Does anyone have access to the new movie information channel called "Reelz"? Kim Morgan (FilmFreak favorite) was on discussing upcoming releases. Kim was involved in a discussion forum including John Horn and the guy who hosts Beauty and the Geek. And you thought it couldn't get worse than going head-to-head with Roeper.

Pwetz said...

"I am not dying," said Rumfoord. "I am merely taking my leave of the solar system. And I am not even doing that. In the grand, in the timeless, in the chronosynclastic infundibulated way of looking at things. I shall always be here. I shall always be wherever I've been.

"Whatever we've said, friends, we're saying still -- such as it was, such as it is, such as it will be."

Have you guys heard that Rodriguez is actually going to make Machete?

Cap said...

Tremble http://www.gofish.com/player.gfp?gfid=30-1098629

Cap said...

Sorry, to clarify - it begins here.


Then progresses here.

Then here. (The actual opening of the movie.)
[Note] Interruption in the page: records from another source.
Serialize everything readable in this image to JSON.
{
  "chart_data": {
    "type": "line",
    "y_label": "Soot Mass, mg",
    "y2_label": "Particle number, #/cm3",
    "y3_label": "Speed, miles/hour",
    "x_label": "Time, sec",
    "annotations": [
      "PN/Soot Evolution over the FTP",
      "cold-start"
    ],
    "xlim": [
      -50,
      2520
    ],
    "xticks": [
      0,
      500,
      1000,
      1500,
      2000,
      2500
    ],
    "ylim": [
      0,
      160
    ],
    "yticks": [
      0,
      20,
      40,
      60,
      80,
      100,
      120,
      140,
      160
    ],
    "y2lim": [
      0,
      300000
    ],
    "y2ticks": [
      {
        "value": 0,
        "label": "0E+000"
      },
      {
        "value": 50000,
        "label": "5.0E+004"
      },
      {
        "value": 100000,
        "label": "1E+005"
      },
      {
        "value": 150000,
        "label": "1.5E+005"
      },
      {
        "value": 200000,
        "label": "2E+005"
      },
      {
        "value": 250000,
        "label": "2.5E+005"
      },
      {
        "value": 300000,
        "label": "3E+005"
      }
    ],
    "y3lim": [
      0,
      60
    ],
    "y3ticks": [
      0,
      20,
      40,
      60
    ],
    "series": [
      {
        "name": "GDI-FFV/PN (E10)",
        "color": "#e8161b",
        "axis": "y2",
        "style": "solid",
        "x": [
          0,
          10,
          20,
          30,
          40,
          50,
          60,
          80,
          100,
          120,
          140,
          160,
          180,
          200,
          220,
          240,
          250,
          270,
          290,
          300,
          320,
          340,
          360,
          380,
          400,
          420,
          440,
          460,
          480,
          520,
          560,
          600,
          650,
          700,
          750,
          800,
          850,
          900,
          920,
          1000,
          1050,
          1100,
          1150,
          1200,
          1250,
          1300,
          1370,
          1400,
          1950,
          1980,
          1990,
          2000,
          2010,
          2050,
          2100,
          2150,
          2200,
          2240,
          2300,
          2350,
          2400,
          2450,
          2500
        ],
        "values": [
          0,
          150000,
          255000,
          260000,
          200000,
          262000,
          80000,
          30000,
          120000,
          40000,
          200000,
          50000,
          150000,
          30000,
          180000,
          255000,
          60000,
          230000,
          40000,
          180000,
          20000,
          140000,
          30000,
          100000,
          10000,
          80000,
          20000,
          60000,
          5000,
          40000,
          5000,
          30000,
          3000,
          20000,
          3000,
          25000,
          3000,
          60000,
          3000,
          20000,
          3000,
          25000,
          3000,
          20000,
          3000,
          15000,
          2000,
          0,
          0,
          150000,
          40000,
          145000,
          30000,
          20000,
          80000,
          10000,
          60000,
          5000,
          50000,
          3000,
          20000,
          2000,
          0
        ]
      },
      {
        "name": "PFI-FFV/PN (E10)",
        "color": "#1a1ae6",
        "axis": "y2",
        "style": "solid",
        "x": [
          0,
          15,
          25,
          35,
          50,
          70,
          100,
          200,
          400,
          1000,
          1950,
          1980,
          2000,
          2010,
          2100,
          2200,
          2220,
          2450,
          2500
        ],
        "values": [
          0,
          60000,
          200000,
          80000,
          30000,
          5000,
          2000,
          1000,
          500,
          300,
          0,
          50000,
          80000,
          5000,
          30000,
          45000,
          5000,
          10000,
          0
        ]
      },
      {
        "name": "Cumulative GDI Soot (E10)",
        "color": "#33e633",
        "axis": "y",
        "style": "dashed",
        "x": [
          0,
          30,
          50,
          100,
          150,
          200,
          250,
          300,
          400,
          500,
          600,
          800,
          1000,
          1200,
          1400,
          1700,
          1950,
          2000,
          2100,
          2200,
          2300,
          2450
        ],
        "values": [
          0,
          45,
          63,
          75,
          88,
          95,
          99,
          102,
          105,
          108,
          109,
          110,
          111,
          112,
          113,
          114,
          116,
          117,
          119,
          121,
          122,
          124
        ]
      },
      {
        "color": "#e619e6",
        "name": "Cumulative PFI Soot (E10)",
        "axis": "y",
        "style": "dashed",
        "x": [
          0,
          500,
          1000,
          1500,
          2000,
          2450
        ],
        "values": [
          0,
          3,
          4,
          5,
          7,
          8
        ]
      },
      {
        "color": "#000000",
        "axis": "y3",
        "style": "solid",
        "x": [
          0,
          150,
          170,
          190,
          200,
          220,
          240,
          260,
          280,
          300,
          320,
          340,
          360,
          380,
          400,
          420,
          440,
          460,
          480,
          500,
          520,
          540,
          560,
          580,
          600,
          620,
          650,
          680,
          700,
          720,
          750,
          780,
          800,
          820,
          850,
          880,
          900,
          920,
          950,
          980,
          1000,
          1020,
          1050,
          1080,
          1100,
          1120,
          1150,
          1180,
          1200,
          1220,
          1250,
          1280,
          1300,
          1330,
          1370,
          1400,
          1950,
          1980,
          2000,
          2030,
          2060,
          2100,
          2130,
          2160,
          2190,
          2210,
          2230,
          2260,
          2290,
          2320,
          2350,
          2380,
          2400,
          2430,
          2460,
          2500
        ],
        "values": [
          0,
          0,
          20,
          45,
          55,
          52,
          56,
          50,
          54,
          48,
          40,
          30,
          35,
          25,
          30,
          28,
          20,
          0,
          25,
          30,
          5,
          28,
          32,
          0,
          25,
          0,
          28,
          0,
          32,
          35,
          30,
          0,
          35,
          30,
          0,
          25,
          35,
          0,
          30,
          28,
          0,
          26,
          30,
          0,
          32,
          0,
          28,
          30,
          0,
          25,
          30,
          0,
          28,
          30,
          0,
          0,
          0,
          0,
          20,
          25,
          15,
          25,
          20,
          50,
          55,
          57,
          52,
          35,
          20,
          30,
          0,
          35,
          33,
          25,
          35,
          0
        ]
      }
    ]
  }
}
Not to mention here and here.

Discuss.

Dave Gibson said...

Why did a three hour film inspired by an inherently obscure wing of American film, and featuring such superstars as Rose McGowan, Freddy Rodriguez and (sorry) Kurt Russell; make a (paltry?) 11 million in 3 days? I dunno, Easter? I’m wondering why anyone expected so much more, and aside from the Weinstein Bros. I can’t imagine why anyone thinks it’s very important. (Though, I must say that if these two babies were truly “Grind house” movies; 11 million would be cause for ecstatic celebration.) As for the film—I dug it immensely; A Film for Geeks and By Geeks. Geeks who like scratched ‘45’s, surf rock and cheer at the sight of Jeff Fahey. Contrary to what QT may have told Harvey; that aint really a big group. Too much net time can allow us to easily forget that the Geeks have not yet inherited the earth. As for Tarantino and Rodriguez I think they’ll be OK—Tarantino is the Woody Allen of Hollywood Hip—and he’ll always be working. Rodriguez currently makes two films a week; so I think he’ll keep the butter churning just fine (or bust out another Spy Kids if things get tight)

Sigh. Truthfully, how does a shirtless Will Ferrell trump a hot Goth stripper with a machine-gun leg? Along with the titular Grind houses; the world I knowed is gone.

cw said...

Did anyone catch the second title in the double feature of the "now playing" sign that gets demolished in Death Proof? (the first being Scary Movie 4 - fuck yes)

Bill C said...

Yep, it was Wolf Creek (another Weinstein release).

Rick said...

Geeks who like scratched ‘45’s, surf rock and cheer at the sight of Jeff Fahey.

Growing up in the early 90s, I have seen more Jeff Fahey movies than anyone should ever see. He did what he could with them, its nice to see him in something good for once.